晚上和他一起去唱K..在juscogreenbox...
6.11.2008
唱K的时候...他给我他的戒指..
他和我说..这个戒指是他第一次买的...
也是他最喜欢的戒指..
他把这个戒指送给我...
他也有说..如果这个戒指不见了...那就是我和他的缘分结束了..

这戒指跟了我7个月多..
无端端不见了...很伤心一下..

本来要给回他的戒指...
现在要给回...也给不到了..

对不起...
对不起...
对不起...

Sunday 21 June 2009

21.6.09

21.6.09
他离开我两个星期了...在这两个星期...
我想了很多东西...我承认有时很不习惯...
因为没有他在陪我...我闷的时候他也会陪我..
晚上打电话给我...和我聊天..
哈哈哈...这一切都过了...

这两个星期..我都在想..
我几时才能忘记他...现在我可能做到了..
不习惯..也是要学会习惯..
赫赫..

现在开始..我再也不怕闷了..
因为我闷的时候...有我的好姐妹在陪我..
对不对..
还有一个人..不过这个人很奇怪的..
他怎样奇怪..我不懂怎样来讲...
不过...
我不开心,他会讲笑话给我听..又是他的空会和我聊天...
终止他的人有少少奇怪的啦..
这个人就是阿杜...
赫赫...

希望阿杜不会生气我,这样来讲他吧..
怎样都好谢谢你们哦..一直以来都在陪我..
辛苦咯..
赫赫...

19.6.09
星期五..真的闷死人..在学校..
那天真的不想去学校的咯...因为很少人去..
我的朋友才几个去学校而已..
我妈妈不给我不去..所以我就去学校咯..

一大早就被一个人吵醒了...
不过也要谢谢他拉..吵醒我..
赫赫..

所以不到6am就起身了...
6.40am去学校...
到了学校..去mamak等朋友来...

进到学校..真的闷死..
simsim不开心..因为发生了一些事情..
别不开心啦..没有他..还有我们啊..

赫赫..
下课时..我走人了..
阿杜进来学校载我出去..
我和他一起去MCD..
12点半..阿杜就载我回学校..
我们很无聊吧...
赫赫..

不过我也很开心啦..
谢谢..
要不然我在学校闷死了...

Tuesday 16 June 2009

new updates..

13/6/2009 saturday..
at night go out eat with my family..my cousin all got go..
because pui my grandmother..

12am my cousin ask me want go find JIE NI ma..than i say ok luu..
i think is 3 people onli..but not 3 people is 8 people..
my cousin,jie ni,jie ni sister xue qi,xue qi 2 friend,my cousin 2 friend..
1car cannot sit 8 people..than my cousin call he friend come fetch them..
so got 2car lorhx.

actually we go THE MINES watching movie..but dont know got movie see or not..
so din go liao..we just go semenyeh BEACH yam cha..
jie ni diam diam de...dont want say anything..just laugh only..xD
xue qi give my cousin and my cousin de friend zat dou sei sei..
3people keep say bad word..
damn funny..

all dont want drink beer...just 2 people drink onli..
me and my cousin drink...

we until 2.30am back home..my cousin fetch me back sin..
fetch liao me back..only fetch jie ni back..
luck my mum din scold..^^

I LOVE DRUNK
because no need to think so many thing..




15/6/2009 monday..
yesterday start school liao..not so boring ba..
still can tahan..
at class sim and yi han dont want give me think so much..so pui me chat..
my class teacher and still got few teacher din teach us jor..
change teacher liao..got little bit happy..
yesterday can say whole day at school no teacher teach my class..just sejarah got teach...
so shuang..can sleep at class..
but i din sleep larhx..
chatting with my friend..
16/6/2009 today...
afternoon nothing to do...
i know he din work jor...because he want change work..
so i want konw now he find dou work jor or not..
i msg give he..
ask he find dou work liao maa...than he reply me..he say find already..waiting now..

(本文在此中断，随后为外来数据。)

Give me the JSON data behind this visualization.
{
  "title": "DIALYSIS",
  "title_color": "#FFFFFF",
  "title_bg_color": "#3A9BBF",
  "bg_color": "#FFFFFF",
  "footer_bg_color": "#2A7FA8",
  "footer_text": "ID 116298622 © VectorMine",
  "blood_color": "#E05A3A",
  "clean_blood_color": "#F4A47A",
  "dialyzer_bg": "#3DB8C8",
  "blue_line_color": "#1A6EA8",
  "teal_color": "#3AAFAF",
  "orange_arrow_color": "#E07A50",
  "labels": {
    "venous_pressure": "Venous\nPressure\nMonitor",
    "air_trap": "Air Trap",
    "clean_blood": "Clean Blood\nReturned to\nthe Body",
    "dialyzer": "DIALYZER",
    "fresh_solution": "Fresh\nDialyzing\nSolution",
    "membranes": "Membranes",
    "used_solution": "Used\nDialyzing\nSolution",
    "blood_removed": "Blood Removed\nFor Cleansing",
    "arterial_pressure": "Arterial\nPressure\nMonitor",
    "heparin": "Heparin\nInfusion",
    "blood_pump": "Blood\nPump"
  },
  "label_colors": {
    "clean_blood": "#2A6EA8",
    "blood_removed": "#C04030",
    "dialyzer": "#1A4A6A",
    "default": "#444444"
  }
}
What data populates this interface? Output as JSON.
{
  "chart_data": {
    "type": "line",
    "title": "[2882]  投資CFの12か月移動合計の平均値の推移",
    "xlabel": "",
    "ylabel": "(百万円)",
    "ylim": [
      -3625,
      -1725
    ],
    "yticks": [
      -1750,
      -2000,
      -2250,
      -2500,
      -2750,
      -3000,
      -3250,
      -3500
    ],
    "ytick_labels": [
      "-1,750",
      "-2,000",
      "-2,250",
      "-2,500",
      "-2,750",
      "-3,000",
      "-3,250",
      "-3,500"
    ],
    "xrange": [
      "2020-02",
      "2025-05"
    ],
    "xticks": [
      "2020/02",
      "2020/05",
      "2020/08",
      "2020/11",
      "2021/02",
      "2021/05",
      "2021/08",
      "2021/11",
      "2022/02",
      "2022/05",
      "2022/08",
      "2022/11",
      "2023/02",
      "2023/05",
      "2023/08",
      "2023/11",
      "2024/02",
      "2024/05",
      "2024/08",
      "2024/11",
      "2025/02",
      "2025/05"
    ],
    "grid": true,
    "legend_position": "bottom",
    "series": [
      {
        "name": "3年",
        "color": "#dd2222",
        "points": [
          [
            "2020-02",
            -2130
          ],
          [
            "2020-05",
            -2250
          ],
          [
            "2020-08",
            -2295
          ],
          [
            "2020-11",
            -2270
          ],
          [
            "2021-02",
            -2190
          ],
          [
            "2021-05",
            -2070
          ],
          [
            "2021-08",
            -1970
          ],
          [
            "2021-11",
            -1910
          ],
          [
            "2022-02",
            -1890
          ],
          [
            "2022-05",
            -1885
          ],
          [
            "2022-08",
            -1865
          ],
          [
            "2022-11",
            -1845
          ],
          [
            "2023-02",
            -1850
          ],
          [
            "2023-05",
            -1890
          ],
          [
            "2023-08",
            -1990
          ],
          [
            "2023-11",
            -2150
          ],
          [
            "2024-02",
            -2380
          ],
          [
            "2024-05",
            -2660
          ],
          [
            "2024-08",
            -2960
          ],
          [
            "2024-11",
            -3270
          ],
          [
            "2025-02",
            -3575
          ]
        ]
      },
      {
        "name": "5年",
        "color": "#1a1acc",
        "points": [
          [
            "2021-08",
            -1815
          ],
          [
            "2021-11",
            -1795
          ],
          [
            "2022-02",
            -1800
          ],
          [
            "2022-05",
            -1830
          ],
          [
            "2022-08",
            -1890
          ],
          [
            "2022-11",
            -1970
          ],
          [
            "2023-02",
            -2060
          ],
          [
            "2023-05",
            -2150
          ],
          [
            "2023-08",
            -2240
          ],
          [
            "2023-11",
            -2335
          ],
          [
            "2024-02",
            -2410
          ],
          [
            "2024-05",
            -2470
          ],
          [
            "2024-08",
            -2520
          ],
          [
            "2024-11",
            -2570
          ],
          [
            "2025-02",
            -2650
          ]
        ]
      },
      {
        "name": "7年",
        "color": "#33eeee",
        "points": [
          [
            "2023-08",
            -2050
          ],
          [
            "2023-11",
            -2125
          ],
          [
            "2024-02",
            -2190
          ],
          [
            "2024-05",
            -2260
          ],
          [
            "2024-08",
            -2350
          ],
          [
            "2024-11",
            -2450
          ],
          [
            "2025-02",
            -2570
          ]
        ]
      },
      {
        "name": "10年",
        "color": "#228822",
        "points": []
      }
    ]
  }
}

me and he just send 1-2 msg only..than he no reply me le..
start from this afternoon he din reply me jor..i dont want think so much..
so go sleep ba~


just now wake up saw dou he got online..
OMG..i think back last time me and he at msn chat dou so happy..
and if he free..he will want SKYPE with me de..
but now no liao le..everthing is pass...
so sad =[


i really control my self..dont want to think back he liao de ar..
but now....................................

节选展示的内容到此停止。